Like many large and even some midsize firms, McCarthy’s innovation team works with its lawyers and support staff to collaborate on creative problem-solving. This team also encourages them to incorporate new technologies into their work. But as many firms with such teams can tell you, it’s not easy to get lawyers on board with these objectives. Often, their resistance comes down to time — how can I get my billable work done when I have to spend time learning or doing something new?

Start with technology. One approach McCarthy takes is what Hogan calls “technology champions.” These are people within the firm who can help others learn and adjust to that technology. They aren’t IT people, per se, but typically legal staff or even other lawyers who’ve become familiar with the new platform and discovered it made them more productive and efficient. These champions are known, go-to, “tech-forward” people others can contact for help and guidance. At McCarthy, even many senior partners — often those with the longest learning curve — have come to trust champions to figure out how to incorporate new technology into their files.

Hogan notes that design thinking and crafting creative legal solutions also should involve interaction with clients. In fact, she believes it’s crucial. This points to another aspect of creative thinking for lawyers: It’s more likely to flourish in collaboration, either with colleagues or with clients, or both.

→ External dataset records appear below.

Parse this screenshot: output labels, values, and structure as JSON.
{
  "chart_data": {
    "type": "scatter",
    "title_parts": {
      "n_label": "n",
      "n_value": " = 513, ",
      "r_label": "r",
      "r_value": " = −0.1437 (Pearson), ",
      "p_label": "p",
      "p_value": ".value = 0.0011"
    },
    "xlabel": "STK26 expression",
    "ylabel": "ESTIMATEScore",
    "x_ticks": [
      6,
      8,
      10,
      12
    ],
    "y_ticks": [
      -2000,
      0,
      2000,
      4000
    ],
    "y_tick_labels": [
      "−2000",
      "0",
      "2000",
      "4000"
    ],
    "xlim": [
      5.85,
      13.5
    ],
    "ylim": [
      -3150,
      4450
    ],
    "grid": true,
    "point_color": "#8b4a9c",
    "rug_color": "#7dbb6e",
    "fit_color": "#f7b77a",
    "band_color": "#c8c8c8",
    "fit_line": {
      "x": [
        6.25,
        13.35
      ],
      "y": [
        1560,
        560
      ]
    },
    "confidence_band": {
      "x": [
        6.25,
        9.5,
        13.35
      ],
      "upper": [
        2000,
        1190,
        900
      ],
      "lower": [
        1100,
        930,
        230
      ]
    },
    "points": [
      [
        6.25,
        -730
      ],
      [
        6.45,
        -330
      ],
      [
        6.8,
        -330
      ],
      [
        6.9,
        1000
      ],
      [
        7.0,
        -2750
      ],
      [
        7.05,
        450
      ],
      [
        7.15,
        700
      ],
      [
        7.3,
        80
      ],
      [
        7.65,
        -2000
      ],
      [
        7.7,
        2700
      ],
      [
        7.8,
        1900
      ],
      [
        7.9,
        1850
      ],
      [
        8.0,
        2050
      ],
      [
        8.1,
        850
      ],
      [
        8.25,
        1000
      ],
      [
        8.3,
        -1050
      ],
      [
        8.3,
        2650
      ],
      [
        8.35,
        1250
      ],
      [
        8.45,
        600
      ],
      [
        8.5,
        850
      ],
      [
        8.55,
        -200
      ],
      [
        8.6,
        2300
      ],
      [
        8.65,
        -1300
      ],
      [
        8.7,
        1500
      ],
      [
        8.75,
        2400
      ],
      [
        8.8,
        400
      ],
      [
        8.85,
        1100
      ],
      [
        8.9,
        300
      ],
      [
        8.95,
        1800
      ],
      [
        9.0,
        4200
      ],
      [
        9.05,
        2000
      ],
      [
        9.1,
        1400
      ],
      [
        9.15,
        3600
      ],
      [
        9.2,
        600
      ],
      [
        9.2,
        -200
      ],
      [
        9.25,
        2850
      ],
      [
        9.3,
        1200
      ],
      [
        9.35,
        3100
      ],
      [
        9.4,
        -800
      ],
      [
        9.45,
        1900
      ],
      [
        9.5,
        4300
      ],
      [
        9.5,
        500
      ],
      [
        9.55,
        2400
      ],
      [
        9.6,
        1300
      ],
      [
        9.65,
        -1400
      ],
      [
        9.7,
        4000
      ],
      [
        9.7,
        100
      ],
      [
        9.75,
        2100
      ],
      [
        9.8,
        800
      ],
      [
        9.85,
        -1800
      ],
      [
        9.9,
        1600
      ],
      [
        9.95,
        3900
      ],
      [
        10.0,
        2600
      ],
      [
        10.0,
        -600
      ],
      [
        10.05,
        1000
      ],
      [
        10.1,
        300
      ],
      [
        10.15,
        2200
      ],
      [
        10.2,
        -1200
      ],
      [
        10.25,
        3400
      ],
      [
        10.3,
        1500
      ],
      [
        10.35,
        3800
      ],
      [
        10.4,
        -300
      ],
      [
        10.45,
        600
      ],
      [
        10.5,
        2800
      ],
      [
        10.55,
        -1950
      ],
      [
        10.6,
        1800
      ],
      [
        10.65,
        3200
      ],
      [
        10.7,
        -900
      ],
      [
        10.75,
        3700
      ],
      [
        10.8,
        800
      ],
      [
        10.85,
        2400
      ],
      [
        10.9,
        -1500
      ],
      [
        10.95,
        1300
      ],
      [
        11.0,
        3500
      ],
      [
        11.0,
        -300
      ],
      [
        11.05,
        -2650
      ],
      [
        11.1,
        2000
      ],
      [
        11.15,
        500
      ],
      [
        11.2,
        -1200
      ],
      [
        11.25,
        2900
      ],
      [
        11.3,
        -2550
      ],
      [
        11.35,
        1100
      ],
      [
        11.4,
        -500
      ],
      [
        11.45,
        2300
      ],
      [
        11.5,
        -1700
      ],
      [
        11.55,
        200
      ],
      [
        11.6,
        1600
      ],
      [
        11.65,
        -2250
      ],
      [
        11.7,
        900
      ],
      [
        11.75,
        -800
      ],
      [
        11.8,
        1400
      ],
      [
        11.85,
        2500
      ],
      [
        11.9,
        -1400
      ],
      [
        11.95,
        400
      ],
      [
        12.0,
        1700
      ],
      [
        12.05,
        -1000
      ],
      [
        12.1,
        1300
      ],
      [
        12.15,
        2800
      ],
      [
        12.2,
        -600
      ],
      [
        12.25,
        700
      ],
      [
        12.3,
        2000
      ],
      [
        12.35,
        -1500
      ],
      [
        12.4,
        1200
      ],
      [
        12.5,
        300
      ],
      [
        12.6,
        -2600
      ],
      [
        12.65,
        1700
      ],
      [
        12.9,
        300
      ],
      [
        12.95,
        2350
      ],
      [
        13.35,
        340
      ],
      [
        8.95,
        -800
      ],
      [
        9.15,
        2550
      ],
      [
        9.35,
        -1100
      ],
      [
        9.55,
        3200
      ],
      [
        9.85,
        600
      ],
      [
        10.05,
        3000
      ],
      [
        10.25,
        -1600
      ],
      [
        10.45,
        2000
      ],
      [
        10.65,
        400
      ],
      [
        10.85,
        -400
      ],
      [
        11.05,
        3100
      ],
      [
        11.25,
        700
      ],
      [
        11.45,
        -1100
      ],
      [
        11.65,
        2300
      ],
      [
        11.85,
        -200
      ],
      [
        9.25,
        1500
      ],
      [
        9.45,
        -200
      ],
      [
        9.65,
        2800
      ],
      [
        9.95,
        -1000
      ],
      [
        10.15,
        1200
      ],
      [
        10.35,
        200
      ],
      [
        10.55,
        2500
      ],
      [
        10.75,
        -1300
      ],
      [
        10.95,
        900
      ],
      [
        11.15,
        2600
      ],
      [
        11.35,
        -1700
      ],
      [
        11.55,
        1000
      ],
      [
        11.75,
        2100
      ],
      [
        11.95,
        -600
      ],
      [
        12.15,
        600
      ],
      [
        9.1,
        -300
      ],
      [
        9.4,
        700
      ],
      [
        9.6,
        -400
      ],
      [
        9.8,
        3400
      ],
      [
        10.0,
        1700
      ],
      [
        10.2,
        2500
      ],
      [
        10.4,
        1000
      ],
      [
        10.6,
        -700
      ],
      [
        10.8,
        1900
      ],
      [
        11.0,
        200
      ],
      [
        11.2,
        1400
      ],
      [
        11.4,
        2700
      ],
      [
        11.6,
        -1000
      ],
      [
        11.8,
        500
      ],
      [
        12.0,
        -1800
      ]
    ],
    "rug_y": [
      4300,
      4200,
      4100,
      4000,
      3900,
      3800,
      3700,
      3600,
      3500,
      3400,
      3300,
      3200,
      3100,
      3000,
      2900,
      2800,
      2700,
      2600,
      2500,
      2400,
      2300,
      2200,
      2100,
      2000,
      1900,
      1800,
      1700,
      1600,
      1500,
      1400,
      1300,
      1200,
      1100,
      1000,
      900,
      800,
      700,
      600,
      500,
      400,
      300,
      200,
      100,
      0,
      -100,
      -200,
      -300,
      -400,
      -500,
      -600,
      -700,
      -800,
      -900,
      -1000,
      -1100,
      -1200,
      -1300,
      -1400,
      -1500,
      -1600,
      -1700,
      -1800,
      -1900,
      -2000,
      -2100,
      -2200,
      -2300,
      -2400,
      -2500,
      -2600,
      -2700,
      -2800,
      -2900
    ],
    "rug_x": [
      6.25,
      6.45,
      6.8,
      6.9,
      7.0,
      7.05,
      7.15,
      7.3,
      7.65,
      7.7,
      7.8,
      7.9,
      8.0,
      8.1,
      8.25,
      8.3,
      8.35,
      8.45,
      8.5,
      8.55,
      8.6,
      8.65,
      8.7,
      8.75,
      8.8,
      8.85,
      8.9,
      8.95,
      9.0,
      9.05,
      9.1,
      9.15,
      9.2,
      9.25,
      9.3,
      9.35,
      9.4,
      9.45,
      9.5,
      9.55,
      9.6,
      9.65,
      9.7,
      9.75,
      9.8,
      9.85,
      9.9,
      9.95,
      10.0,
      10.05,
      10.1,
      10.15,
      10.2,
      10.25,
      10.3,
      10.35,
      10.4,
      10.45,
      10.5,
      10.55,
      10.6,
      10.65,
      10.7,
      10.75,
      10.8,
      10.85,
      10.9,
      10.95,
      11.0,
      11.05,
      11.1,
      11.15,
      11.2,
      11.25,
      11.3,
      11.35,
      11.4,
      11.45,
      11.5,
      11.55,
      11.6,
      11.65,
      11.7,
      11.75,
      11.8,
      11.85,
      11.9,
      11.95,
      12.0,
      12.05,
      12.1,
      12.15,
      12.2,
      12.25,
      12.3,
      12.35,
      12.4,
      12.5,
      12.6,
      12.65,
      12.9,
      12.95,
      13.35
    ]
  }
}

The advice Hogan offers to lawyers and law firms about collaboration is this: Get away from the office and really get to know a client’s business at a deeper level. What are the client’s processes? How is its business changing? What are its customers’ needs, and how are they changing? Then “design” your points of interaction so that you are providing valuable services they can easily access, even when you’re not available.

A collaborative approach, whether internal or external, can help open new possibilities within your own thinking — and help you understand there are other, better ways to conduct your work. And that awakening, in turn, helps inspire your own creative thinking.

How your firm can incorporate creative thinking into its work

You can look at creative thinking, then, as either client-focused or firm-focused. By considering your clients’ needs, you can create new processes to better meet them. What’s more, many clients value a firm open to innovative approaches that can benefit them.

Creative thinking also can be put to work within the firm — between lawyers, and between lawyers and staff. Some examples of internal collaborative approaches that engender creative thinking include:

  • Conducting brainstorming sessions to address specific problems and issues.
  • Establishing an innovation team, which could include a firm’s IT person or department rep.
  • Incorporating (in a way that works for your firm) the practice of highly innovative companies such as Google and 3M, which allot employees a percentage of time to develop their own projects or ideas. This might be particularly appropriate for larger firms or those that work with companies that put a premium on innovation.
  • Tapping outside consultants, resources, and tools that can help guide a firm’s members to think creatively about legal and business management problems.

In short, it’s absolutely true: Lawyers can be creative. In fact, by exercising that creativity, they can be prepared to change and flourish in a profession where more and more clients need creative thinking from their legal counsel. Creative thinking can enrich your practice in numerous ways, adding value to the services you provide and opening your mind to the discovery of new ways to serve.